La loi sur les brevets essuie des tirs croisés. Alors que la consultation se termine ces jours, le texte est fustigé par les écologistes aussi bien que par les entreprises pharmaceutiques.

Le Conseil fédéral souhaite modifier cette loi pour l'adapter aux biotechnologies. Sujet sensible, traité sur fond de crainte du «brevetage du vivant» alors que les industries mettent en avant l'encouragement des investissements. Alors que la situation actuelle est peu claire, le texte préciserait de quelle manière les chercheurs et les industries peuvent demander la protection d'une invention. S'agissant d'une séquence de gènes, le brevet ne pourrait être accordé que si le demandeur précise de quelle manière il l'a modifiée et dans quel but concret. La requête devrait aussi contenir une déclaration des sources, mentionnant par exemple l'usage de savoirs traditionnels dans l'élaboration d'un médicament. Le système des licences obligatoires, discuté au sein de l'OMC afin d'octroyer des produits thérapeutiques en quantités suffisantes aux pays en développement, fait aussi son entrée dans la loi.

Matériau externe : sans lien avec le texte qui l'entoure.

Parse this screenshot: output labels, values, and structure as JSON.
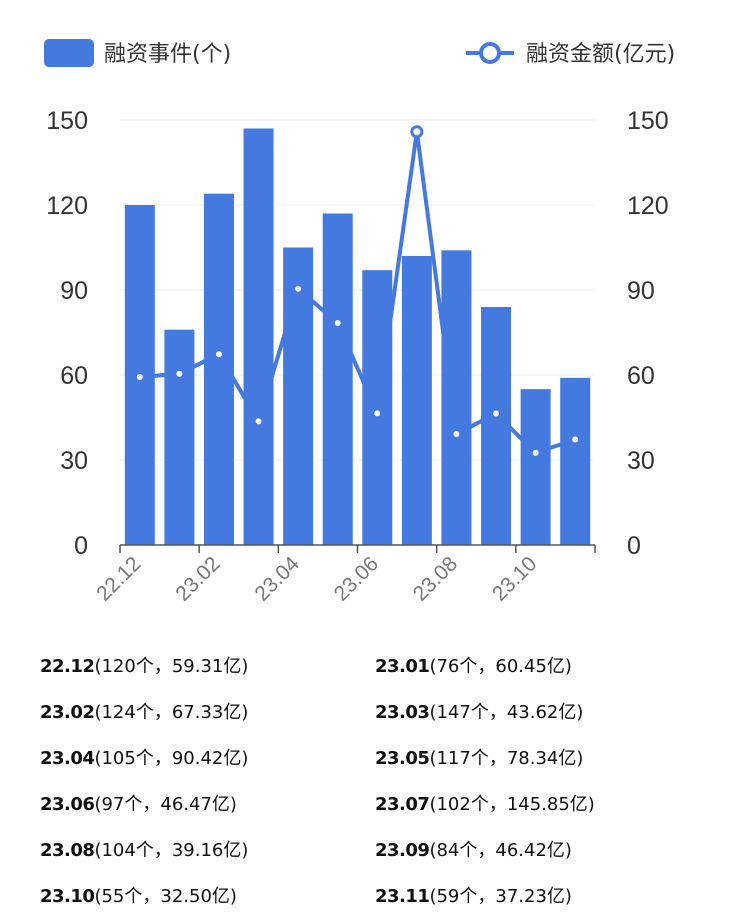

Interpharma fustige un projet qui «affaiblirait la protection par comparaison avec les Etats-Unis ou l'Union européenne». L'inscription dans la demande de brevet de l'objectif précis poursuivi par l'invention est trop restrictive, car un médicament peut avoir des propriétés insoupçonnées à l'origine, estiment les compagnies. La déclaration de la source ne trouve pas davantage grâce aux yeux des pharmas. Ils relèvent qu'une telle innovation est à peine évoquée au sein d'instances telles que l'OMC.

«Mauvais signal»

Le Conseil fédéral fait «cavalier seul» en créant une règle qui pourrait se révéler plus sévère qu'une future norme internationale: «C'est un mauvais signal», lance le secrétaire général d'Interpharma Thomas Cueni. Aussi critiques, les radicaux déplorent le «juridisme parfois déplacé» du projet.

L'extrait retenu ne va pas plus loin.